現在では自国内の市場だけではなく、海外市場も視野に入れねばならないことから、従来とは違ったビジネス戦略をとっている企業が多いのが特徴である。現在、米国内で携帯電話キャリア大手といえるのはVerizon WirelessやAT&T、T-Mobile等数社だが、その他に無数のMVNOとプリペイド業者が乱立している。そしてそれぞれが独自のビジネス展開を図っているのが特徴だ。
例えばAlltelはディープサウスと呼ばれる東南部を中心としたキャリア会社であるが、筆者の住むニューヨークではつい最近まで販売店を見かけることはなく、入手することは困難だった。もちろん広告宣伝の類も全く見かけない。ほとんどの携帯電話会社が、自社エリア外でも他社との提携によってサービスを行っていることを考えると、これはいささか不思議な話である。ソフトバンクが関西だけで営業をし、イーモバイルが北海道限定でのビジネスを行う、というように日本に置き換えて考えるとその異様さがよくわかるだろう。
また、2007年半ばで破綻したMVNOのAmp'd Mobileは、その放漫とも言える経営が常々話題となっていたにもかかわらず、しかしその出資者達はその所作をまるで気にしていないかのような静観振りで、結局同社が400億円ほどの資金を使い果たすのを見守っていただけだ。

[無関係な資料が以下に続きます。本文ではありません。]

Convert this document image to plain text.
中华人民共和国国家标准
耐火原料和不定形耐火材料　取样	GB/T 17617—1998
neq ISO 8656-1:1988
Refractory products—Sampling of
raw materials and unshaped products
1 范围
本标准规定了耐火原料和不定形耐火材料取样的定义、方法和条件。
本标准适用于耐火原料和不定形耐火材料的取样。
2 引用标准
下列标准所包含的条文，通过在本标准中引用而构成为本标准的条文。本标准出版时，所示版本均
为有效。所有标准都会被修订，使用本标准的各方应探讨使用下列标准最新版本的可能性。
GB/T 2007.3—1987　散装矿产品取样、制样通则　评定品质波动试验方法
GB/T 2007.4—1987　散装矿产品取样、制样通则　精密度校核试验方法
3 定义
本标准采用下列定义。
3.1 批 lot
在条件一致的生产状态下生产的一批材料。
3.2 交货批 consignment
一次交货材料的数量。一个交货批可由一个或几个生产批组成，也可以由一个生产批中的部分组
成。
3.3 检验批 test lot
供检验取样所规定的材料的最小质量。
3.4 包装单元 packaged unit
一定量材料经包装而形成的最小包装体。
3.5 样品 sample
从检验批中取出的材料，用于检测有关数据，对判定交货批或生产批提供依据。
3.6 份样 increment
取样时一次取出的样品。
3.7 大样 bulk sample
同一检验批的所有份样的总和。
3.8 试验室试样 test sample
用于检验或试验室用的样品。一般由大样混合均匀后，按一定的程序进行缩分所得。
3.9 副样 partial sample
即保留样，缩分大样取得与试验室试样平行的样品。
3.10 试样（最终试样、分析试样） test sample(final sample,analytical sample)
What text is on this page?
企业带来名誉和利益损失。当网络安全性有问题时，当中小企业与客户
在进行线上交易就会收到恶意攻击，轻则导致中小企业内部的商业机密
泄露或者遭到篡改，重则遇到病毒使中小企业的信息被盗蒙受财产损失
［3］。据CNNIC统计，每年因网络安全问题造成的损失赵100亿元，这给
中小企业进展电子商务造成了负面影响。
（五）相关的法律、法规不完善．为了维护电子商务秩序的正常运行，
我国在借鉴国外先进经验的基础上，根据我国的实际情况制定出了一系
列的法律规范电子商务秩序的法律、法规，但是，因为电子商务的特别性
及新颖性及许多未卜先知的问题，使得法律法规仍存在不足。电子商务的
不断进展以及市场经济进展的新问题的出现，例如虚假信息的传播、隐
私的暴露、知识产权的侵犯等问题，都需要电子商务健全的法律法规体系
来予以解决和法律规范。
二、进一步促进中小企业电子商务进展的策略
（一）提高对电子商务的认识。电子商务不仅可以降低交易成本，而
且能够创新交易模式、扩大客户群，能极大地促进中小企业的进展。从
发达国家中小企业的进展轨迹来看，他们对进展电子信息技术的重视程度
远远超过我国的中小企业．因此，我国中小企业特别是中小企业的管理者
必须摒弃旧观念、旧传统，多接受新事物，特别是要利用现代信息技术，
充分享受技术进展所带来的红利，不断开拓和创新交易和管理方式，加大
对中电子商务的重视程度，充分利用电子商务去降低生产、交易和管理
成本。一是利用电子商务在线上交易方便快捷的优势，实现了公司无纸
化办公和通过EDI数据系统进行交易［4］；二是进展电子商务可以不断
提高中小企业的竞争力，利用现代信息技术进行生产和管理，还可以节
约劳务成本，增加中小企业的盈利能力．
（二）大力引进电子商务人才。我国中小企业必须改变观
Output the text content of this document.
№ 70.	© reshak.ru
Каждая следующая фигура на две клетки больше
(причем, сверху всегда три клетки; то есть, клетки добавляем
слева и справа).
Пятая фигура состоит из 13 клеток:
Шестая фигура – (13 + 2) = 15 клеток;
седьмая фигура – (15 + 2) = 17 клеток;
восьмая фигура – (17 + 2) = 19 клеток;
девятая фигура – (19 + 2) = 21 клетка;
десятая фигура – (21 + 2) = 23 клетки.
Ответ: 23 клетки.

たしかに現在のユーザーが全世界で30億人弱ほどもいる携帯電話市場の中で、人口的に見て米国市場が依然魅力的な市場であることは言うまでもなく、先に述べたようにハードウェアの未発達とその将来の普及を考えると、現在のユーザーでさえ将来の新規消費者としてカウントできるのであるから、各携帯電話事業者がその魅力に知らぬ顔をすることが出来るわけはない。
しかし、それにしてもいささか理解に苦しむ戦略を採る事業者が多いのはなぜだろう。どうも、先のAmp'd Mobileの例に限らず米国の携帯電話事業者は、既に米国内ではなく他の地域でのビジネスを念頭に置いているかのような所作が端々に見て取れるのである。だからこそ自国内での不明瞭とも言える経営が了承され、資金が投入されてきたのではないかと筆者は見ている。